Description of securities of Axon Enterprise, Inc. registered under Section 12 of the Exchange Act
DESCRIPTION OF THE REGISTRANT’S SECURITIES REGISTERED PURSUANT TO SECTION 12 OF THE SECURITIES EXCHANGE ACT OF 1934
As of December 31, 2020, Axon Enterprise, Inc. (the “Company”) had one class of securities registered under Section 12 of the Securities Exchange Act of 1934, as amended: our common stock, par value $0.00001 per share.
As of December 31, 2020, our authorized capital stock consisted of 225,000,000 shares of two classes of stock: 200,000,000 shares of common stock, par value $0.00001 per share, and 25,000,000 shares of preferred stock, par value $0.00001 per share.

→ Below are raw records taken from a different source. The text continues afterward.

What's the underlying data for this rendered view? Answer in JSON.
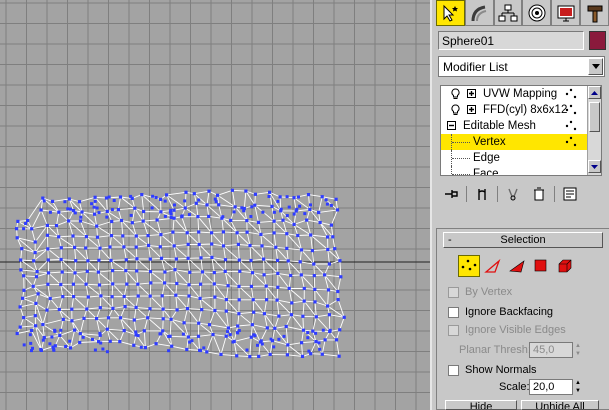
{
  "viewport": {
    "background": "#a3a3a3",
    "grid_color": "#7f7f7f",
    "horizon_color": "#222222",
    "wire_color": "#ffffff",
    "vertex_color": "#2f3cff"
  },
  "command_panel": {
    "tabs": [
      {
        "name": "create-tab",
        "icon": "cursor-star-icon",
        "active": true
      },
      {
        "name": "modify-tab",
        "icon": "modify-bend-icon",
        "active": false
      },
      {
        "name": "hierarchy-tab",
        "icon": "hierarchy-icon",
        "active": false
      },
      {
        "name": "motion-tab",
        "icon": "motion-icon",
        "active": false
      },
      {
        "name": "display-tab",
        "icon": "display-icon",
        "active": false
      },
      {
        "name": "utilities-tab",
        "icon": "hammer-icon",
        "active": false
      }
    ],
    "object_name": "Sphere01",
    "object_color": "#8a1a3c",
    "modifier_list": "Modifier List",
    "stack": [
      {
        "label": "UVW Mapping",
        "level": "modifier"
      },
      {
        "label": "FFD(cyl) 8x6x12",
        "level": "modifier"
      },
      {
        "label": "Editable Mesh",
        "level": "base"
      },
      {
        "label": "Vertex",
        "level": "sub",
        "selected": true
      },
      {
        "label": "Edge",
        "level": "sub"
      },
      {
        "label": "Face",
        "level": "sub"
      }
    ]
  },
  "selection": {
    "title": "Selection",
    "collapse": "-",
    "by_vertex": "By Vertex",
    "ignore_backfacing": "Ignore Backfacing",
    "ignore_visible_edges": "Ignore Visible Edges",
    "planar_thresh_label": "Planar Thresh:",
    "planar_thresh_value": "45,0",
    "show_normals": "Show Normals",
    "scale_label": "Scale:",
    "scale_value": "20,0",
    "hide": "Hide",
    "unhide_all": "Unhide All"
  }
}
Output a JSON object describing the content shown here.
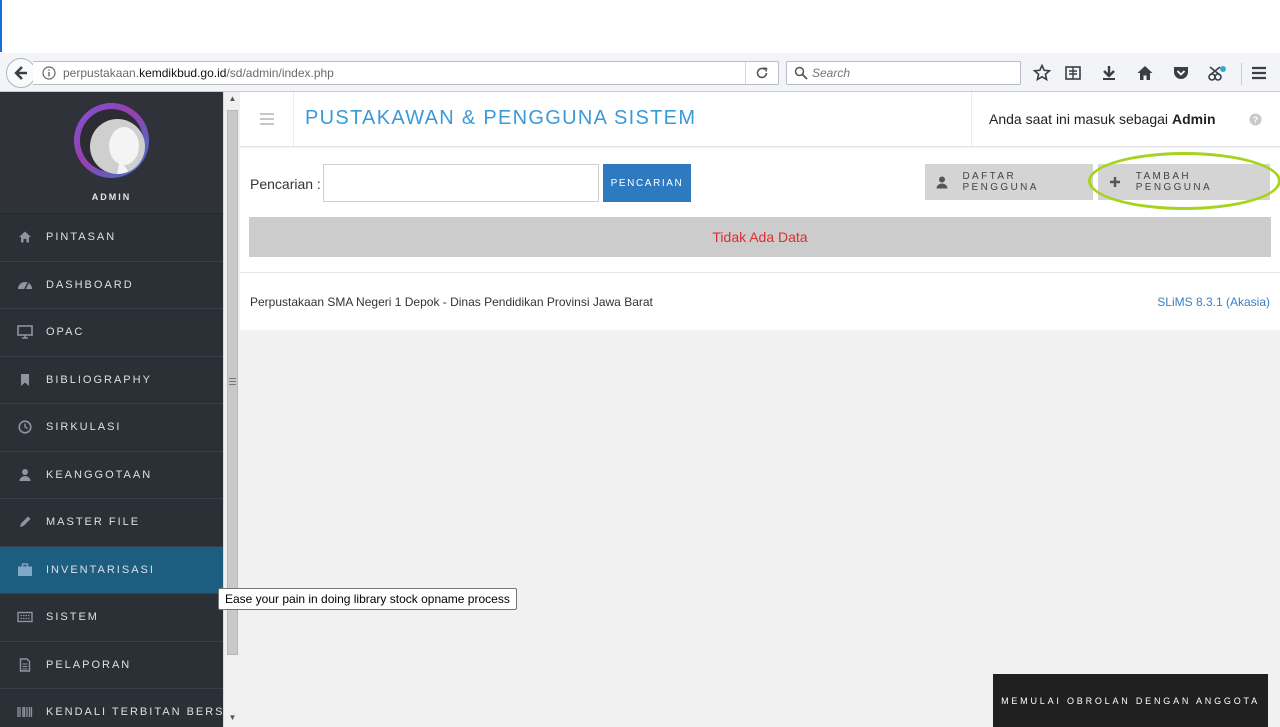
{
  "browser": {
    "url_prefix": "perpustakaan.",
    "url_domain": "kemdikbud.go.id",
    "url_path": "/sd/admin/index.php",
    "search_placeholder": "Search"
  },
  "sidebar": {
    "profile_name": "ADMIN",
    "items": [
      {
        "label": "PINTASAN",
        "icon": "home-icon"
      },
      {
        "label": "DASHBOARD",
        "icon": "dashboard-icon"
      },
      {
        "label": "OPAC",
        "icon": "monitor-icon"
      },
      {
        "label": "BIBLIOGRAPHY",
        "icon": "bookmark-icon"
      },
      {
        "label": "SIRKULASI",
        "icon": "clock-icon"
      },
      {
        "label": "KEANGGOTAAN",
        "icon": "user-icon"
      },
      {
        "label": "MASTER FILE",
        "icon": "pencil-icon"
      },
      {
        "label": "INVENTARISASI",
        "icon": "briefcase-icon"
      },
      {
        "label": "SISTEM",
        "icon": "keyboard-icon"
      },
      {
        "label": "PELAPORAN",
        "icon": "document-icon"
      },
      {
        "label": "KENDALI TERBITAN BERSERI",
        "icon": "barcode-icon"
      }
    ],
    "active_index": 7
  },
  "header": {
    "title": "PUSTAKAWAN & PENGGUNA SISTEM",
    "login_prefix": "Anda saat ini masuk sebagai",
    "login_user": "Admin"
  },
  "search": {
    "label": "Pencarian :",
    "button": "PENCARIAN",
    "value": ""
  },
  "actions": {
    "daftar": "DAFTAR PENGGUNA",
    "tambah": "TAMBAH PENGGUNA"
  },
  "results": {
    "empty_message": "Tidak Ada Data"
  },
  "footer": {
    "left": "Perpustakaan SMA Negeri 1 Depok - Dinas Pendidikan Provinsi Jawa Barat",
    "right": "SLiMS 8.3.1 (Akasia)"
  },
  "tooltip": "Ease your pain in doing library stock opname process",
  "chat_button": "MEMULAI OBROLAN DENGAN ANGGOTA",
  "colors": {
    "sidebar_bg": "#2b2f36",
    "active_item": "#1c5d80",
    "title_blue": "#3a9ad9",
    "primary_button": "#2e7ac0",
    "empty_text": "#e32c2c",
    "highlight": "#a7d31f"
  }
}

The following is a description of some of the terms of our common stock, certificate of incorporation, as amended (the “certificate of incorporation”), and our bylaws, as amended (the “bylaws”). The following description is not complete and is subject to, and qualified in its entirety by reference to, our certificate of incorporation and our bylaws, each of which is incorporated by reference as an exhibit to our Annual Report on Form 10-K of which this Exhibit 4.2 is a part. You should read our certificate of incorporation and bylaws for a complete statement of the provisions described below and for other provisions that may be important to you.
Each holder of our common stock is entitled to one vote for each share on all matters submitted to a vote of the stockholders, including the election of directors. Our stockholders do not have cumulative voting rights. Accordingly, holders of a majority of the voting shares are able to elect each class of directors. Subject to any preferences that may be applicable to any preferred stock outstanding at that time, holders of our common stock are entitled to receive dividends, if any, as may be declared from time to time by our board of directors out of legally available funds. In the event of our dissolution, holders of our common stock will be entitled to share in the net assets legally available for distribution to stockholders after the payment of all of our debts and other liabilities and the satisfaction of any liquidation preference granted to the holders of any outstanding shares of preferred stock at that time. Holders of our common stock have no preemptive, conversion, subscription or other rights, and there are no redemption or sinking fund provisions applicable to our common stock. The rights, preferences and privileges of the holders of our common stock are subject to, and may be adversely affected by, the rights of the holders of shares of any series of our preferred stock that we may designate in the future.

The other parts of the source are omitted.